E, no entanto, Yoineh Meir não encontrava consolação. Cada tremor da ave abatida provocava em Yoineh Meir um igual tremor nas entranhas. A morte de cada animal, grande ou pequeno, causava-lhe tanta dor quanto se estivesse cortando sua própria garganta. De todos os castigos que podiam se abater sobre ele, matar era o pior.

*****

Mal haviam se passado três meses desde que Yoineh Meir se tornara abatedor, porém o tempo parecia esticar-se, sem fim. Sentia que estava mergulhado em sangue e linfa. Seus ouvidos eram atacados pelo cacarejar de galinhas, pelo canto dos galos, pelo grasnar dos gansos, pelo mugir dos bois, pelo bramir e blaterar de novilhas e cabritos; asas adejando, garras batendo o chão. Os corpos se recusavam a aceitar qualquer justificativa ou desculpa, cada corpo resistia a seu jeito, tentava escapar, e parecia discutir com o Criador até o último alento.

E a cabeça de Yoineh Meir se enchia de questões. Verdadeiramente, para criar o mundo, Aquele que é Infinito teve de encolher Sua luz; não podia haver livre-arbítrio sem dor. Mas uma vez que os animais não eram dotados de livre-arbítrio, por que tinham de sofrer? Yoineh Meir observava, tremia, enquanto os açougueiros esquartejavam as vacas com seus machados e pelavam as carcaças antes de elas terem exalado o último suspiro. As mulheres depenavam as galinhas ainda vivas.

É costume o abatedor receber o baço e o bucho de toda vaca. A casa de Yoineh Meir ficou cheia de carne. Reitze Doshe fazia sopas em panelas grandes como caldeiras. Na grande cozinha havia um constante frenesi de cozinhar, grelhar, fritar, assar, mexer e cozer. Reitze Doshe estava grávida de novo e sua barriga projetava em ponta. Grande e atarracada, tinha cinco irmãs, todas tão volumosas quanto ela. As irmãs vinham com os filhos. Todo dia, a mãe de Reitze Doshe trazia novas pastelarias e quitutes feitos por ela. Uma mulher não devia fizer ouvir sua voz, mas a criada de Reitze Doshe, filha de um aguadeiro, cantava, andava por todo lado descalça, com os cabelos soltos, e ria tão alto que o barulho ressoava por todos os quartos.

Yoineh Meir queria escapar do mundo material, mas o mundo material o perseguia. O cheiro da casa de abate não saía de suas narinas. Tentava esquecer-se na Torá, mas descobriu que a própria Torá estava cheia de assuntos terrenos. Interessou-se pela Cabala, embora soubesse que nenhum homem deve mergulhar nos mistérios antes de chegar à idade de quarenta anos.
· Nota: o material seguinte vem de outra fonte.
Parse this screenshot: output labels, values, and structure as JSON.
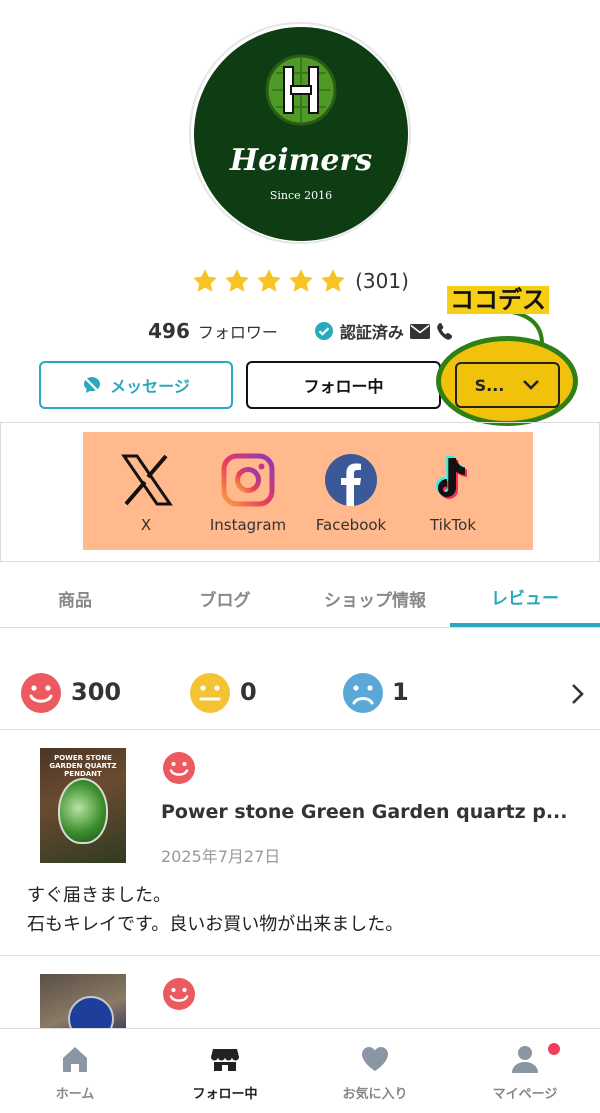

Mesmo assim, continuava a folhear o Tratado do hassidismo, O pomar, O livro da Criação, e A árvore da vida. Lá, nas altas esferas, não havia morte, nem abate, nem dor, nem estômagos e intestinos, nem corações, pulmões ou fígados, nem membranas, nem impurezas.
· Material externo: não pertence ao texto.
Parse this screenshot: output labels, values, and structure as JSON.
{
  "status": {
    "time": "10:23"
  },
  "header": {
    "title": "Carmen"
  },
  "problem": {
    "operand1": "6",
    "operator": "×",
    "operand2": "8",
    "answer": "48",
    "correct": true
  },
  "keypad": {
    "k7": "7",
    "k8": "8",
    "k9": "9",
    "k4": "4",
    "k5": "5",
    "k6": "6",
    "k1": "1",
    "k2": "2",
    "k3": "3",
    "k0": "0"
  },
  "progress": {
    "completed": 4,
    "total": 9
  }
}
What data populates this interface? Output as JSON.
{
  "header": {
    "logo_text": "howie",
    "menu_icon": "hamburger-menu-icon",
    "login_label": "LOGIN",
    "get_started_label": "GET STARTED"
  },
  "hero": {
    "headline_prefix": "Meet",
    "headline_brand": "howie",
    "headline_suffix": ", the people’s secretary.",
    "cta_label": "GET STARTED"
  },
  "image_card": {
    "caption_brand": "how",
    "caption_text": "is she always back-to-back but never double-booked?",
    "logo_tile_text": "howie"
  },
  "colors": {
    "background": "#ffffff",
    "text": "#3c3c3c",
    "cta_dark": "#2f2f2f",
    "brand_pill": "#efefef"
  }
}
Nessa noite em particular, Yoineh Meir foi à janela e olhou o céu. A lua espalhava sua radiação em torno dele. As estrelas brilhavam e cintilavam, cada uma com seu segredo celestial. Em algum lugar acima do Mundo dos Atos, acima das constelações, Anjos voavam, e Serafins e Rodas Sagradas e Animais sagrados. No Paraíso, os mistérios da Torá eram revelados às almas. Todo zaddick sagrado herdava trezentos e dez mundos e tecia coroas para a Divina Presença. Quanto mais perto do Trono de Glória, mais brilhante a luz, mais pura a radiação, menos numerosas as hostes profanas.
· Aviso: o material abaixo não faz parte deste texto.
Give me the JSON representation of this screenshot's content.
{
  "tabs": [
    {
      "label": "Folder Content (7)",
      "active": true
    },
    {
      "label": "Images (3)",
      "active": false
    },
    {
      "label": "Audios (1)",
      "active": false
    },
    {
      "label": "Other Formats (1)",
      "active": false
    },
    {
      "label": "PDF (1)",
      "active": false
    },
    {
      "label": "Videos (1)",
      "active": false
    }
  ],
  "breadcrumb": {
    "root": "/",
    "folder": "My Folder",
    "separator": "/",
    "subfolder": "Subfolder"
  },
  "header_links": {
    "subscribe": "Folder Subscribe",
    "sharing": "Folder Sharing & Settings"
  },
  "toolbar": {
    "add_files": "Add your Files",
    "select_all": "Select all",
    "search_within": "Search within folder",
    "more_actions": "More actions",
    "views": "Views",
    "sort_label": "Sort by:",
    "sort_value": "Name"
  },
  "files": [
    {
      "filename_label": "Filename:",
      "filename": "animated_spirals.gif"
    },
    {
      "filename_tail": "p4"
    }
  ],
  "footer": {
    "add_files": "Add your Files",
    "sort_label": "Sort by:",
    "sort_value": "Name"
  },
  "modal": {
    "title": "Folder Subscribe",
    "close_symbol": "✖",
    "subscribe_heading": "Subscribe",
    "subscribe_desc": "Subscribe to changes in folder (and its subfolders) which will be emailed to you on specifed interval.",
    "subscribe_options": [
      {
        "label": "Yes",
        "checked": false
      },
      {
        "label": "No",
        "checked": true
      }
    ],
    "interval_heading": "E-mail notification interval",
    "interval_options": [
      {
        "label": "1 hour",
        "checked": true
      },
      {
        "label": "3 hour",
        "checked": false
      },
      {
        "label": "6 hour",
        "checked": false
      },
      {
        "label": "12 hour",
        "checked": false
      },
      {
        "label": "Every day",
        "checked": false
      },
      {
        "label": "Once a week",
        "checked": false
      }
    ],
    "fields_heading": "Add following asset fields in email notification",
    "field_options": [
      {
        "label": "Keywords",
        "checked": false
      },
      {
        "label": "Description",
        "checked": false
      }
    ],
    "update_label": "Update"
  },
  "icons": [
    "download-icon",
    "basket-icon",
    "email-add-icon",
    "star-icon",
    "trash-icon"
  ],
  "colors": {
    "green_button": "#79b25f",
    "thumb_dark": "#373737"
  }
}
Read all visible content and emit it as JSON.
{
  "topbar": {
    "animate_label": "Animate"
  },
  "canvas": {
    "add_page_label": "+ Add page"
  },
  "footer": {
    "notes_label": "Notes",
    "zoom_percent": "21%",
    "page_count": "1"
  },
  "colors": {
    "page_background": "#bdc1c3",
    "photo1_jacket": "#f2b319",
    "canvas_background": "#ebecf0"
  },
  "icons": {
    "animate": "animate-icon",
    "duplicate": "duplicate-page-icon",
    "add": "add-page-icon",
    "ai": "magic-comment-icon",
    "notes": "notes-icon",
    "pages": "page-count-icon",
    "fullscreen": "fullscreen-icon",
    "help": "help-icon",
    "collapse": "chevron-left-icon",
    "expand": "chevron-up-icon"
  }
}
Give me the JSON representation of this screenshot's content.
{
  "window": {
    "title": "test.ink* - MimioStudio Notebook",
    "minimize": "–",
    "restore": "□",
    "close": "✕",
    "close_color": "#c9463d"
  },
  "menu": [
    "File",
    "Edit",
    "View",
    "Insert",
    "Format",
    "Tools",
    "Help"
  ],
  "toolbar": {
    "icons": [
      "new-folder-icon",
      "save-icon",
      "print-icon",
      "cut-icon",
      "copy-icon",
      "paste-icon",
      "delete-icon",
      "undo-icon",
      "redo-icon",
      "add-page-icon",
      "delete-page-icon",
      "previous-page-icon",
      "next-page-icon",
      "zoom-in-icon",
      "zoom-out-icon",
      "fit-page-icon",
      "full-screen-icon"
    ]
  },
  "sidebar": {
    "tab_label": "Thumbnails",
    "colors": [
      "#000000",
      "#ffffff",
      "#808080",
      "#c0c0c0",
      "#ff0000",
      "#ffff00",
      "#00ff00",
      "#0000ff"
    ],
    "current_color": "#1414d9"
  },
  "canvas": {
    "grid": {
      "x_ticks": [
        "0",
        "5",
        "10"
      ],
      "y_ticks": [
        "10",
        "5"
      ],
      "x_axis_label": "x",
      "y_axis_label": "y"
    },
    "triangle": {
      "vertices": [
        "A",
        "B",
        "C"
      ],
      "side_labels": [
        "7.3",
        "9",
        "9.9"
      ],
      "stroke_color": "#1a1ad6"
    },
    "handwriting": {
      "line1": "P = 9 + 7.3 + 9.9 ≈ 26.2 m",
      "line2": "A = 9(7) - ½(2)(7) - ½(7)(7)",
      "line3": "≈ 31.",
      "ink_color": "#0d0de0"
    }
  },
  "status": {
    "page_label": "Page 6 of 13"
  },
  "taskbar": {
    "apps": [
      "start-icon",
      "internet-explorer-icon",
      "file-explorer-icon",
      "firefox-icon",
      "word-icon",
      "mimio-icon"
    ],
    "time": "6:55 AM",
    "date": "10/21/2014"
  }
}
Yoineh Meir sabia que o homem não pode pedir pela morte, mas no de si mesmo ansiava pelo fim. Tinha desenvolvido uma repugnância por tudo o que tinha a ver com o corpo. Não conseguia nem forçar-se a ir ao banho ritual com os outros homens. Debaixo de toda pele via sangue. Cada pescoço fazia Yoineh Meir se lembrar da faca. Seres humanos, como animais, tinham lombo, veias, entranhas, nádegas. Um corte com a faca e esses sólidos chefes de família tombariam como bois. Como diz o Talmude, tudo o que se destina a ser queimado já está queimado. Se o fim do homem é a corrupção, os vermes, o fedor, então ele nada mais era que um pedaço de carne pútrida já de início.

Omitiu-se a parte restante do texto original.